Jordanian King calls for efforts to ensure Palestinian state

King Abdullah II meets PA chairman, calls for international efforts to enable Palestinian Arabs to establish their independent state.

Elad Benari ,

King Abdullah II
King Abdullah II

King Abdullah II of Jordan on Sunday underlined the necessity to step up international efforts to achieve a just and comprehensive peace that would enable the Palestinian Arabs to establish their independent state, the Xinhua news agency reports.

Speaking during a meeting with Palestinian Authority (PA) chairman Mahmoud Abbas in Amman, the Jordanian leader stressed Jordan's support on the just and legitimate rights of the Palestinians.

The king stressed Jordan's commitment to its historical and religious role in safeguarding Islamic and Christian holy sites in Jerusalem based on the Hashemite Custodianship, as well as preserving the historical and legal status quo in Jerusalem.
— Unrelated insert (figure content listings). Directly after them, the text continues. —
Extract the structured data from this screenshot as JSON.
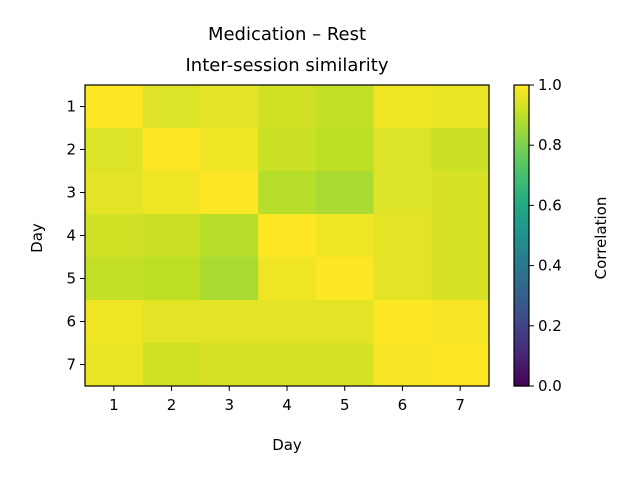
{
  "chart_data": {
    "type": "heatmap",
    "title": "Medication – Rest",
    "subtitle": "Inter-session similarity",
    "xlabel": "Day",
    "ylabel": "Day",
    "x_categories": [
      "1",
      "2",
      "3",
      "4",
      "5",
      "6",
      "7"
    ],
    "y_categories": [
      "1",
      "2",
      "3",
      "4",
      "5",
      "6",
      "7"
    ],
    "colorscale": "viridis",
    "vmin": 0.0,
    "vmax": 1.0,
    "colorbar": {
      "label": "Correlation",
      "ticks": [
        0.0,
        0.2,
        0.4,
        0.6,
        0.8,
        1.0
      ],
      "tick_labels": [
        "0.0",
        "0.2",
        "0.4",
        "0.6",
        "0.8",
        "1.0"
      ]
    },
    "values": [
      [
        1.0,
        0.95,
        0.96,
        0.93,
        0.91,
        0.98,
        0.97
      ],
      [
        0.95,
        1.0,
        0.98,
        0.92,
        0.9,
        0.95,
        0.92
      ],
      [
        0.96,
        0.98,
        1.0,
        0.89,
        0.87,
        0.95,
        0.94
      ],
      [
        0.93,
        0.92,
        0.89,
        1.0,
        0.98,
        0.96,
        0.94
      ],
      [
        0.91,
        0.9,
        0.87,
        0.98,
        1.0,
        0.96,
        0.94
      ],
      [
        0.98,
        0.96,
        0.96,
        0.96,
        0.96,
        1.0,
        0.99
      ],
      [
        0.97,
        0.93,
        0.94,
        0.94,
        0.94,
        0.99,
        1.0
      ]
    ]
  }
}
Abbas, for his part, expressed appreciation of Jordan's positions in support of the Palestinians.

Jordan signed a peace deal with Israel in 1994 but its parliament, which is made up mostly of Islamists, remains anti-Israel and its members have more than once called to annul the peace treaty. This decision, however, can only be made by the King.

While relations between Israel and Jordan were strained in recent years, King Abdullah recently met with Prime Minister Naftali Bennett in Amman as well as with Defense Minister Benny Gantz.

In an interview with CNN last month, King Abdullah II said he was encouraged by those meetings and once again stressed the importance of contacts between Israel and the PA.

"I came out of those meetings feeling very encouraged. We’ve seen in the last couple of weeks not only a better understanding between Israel and Jordan but voices coming out from both Israel and Palestine that we need to move forward and reset that relationship," the King said.

"We must bring about the restoration of contacts between Israel and the Palestinians, even though the conditions are not optimal for the implementation of a two-state solution," he added.